Es gibt noch eine weitere Option "Guess filled method arguments". Ist diese aktiv, sucht Eclipse im aktuellen Context nach möglichen Parametern und setzt diese in den Methodenaufruf ein. Wie hoch hier die Trefferquote ist und ob das am Ende doch eher störend ist, muß man ausprobieren.

Gruß
Mag1c


----------



## Guest (7. Okt 2005)

Hi,

erstmal danke für die schnellen Antworten. "Fill argument names on completion" ist wohl nicht das, was ich mir wünsche.
Im JCreator wird bei der CodeCompletion (z.B. bei Methoden)  der Argumentname angezeigt, beispielsweise
_setSize(*int width*, *int height*)_

Bei eclipse sieht das eher so aus:
_setSize(*int arg0*, *int arg1*)_

Hier und da kann es m.E. schon recht komfortabel sein. Gibt es dafür vielleicht eine entsprechende Einstellung?

Gruß
michi


----------



## Bleiglanz (7. Okt 2005)

also bei mir gehts 

nochmal die Frage: von welcher Klasse rufst du denn setSize auf? 
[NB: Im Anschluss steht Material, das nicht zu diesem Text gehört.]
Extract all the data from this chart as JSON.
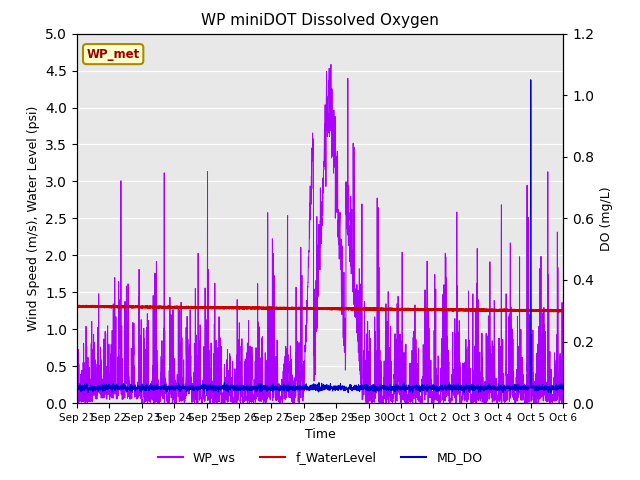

sind von der Klasse die Sourcen vorhanden (z.B. über JRE_SRC)??


----------



## Guest (7. Okt 2005)

Ahaa, danke!
Deine Frage hat mir das richtige Brett vorn Kopf gehauen  
Der Fehler war ein verkehrter Pfad in den Sourcen. Dort war der Pfad zu einer separaten JRE angegeben. Nachdem ich den auf die JDK gelegt habe funktioniert's bestens.
Nochmals Danke 

gruß
michi


----------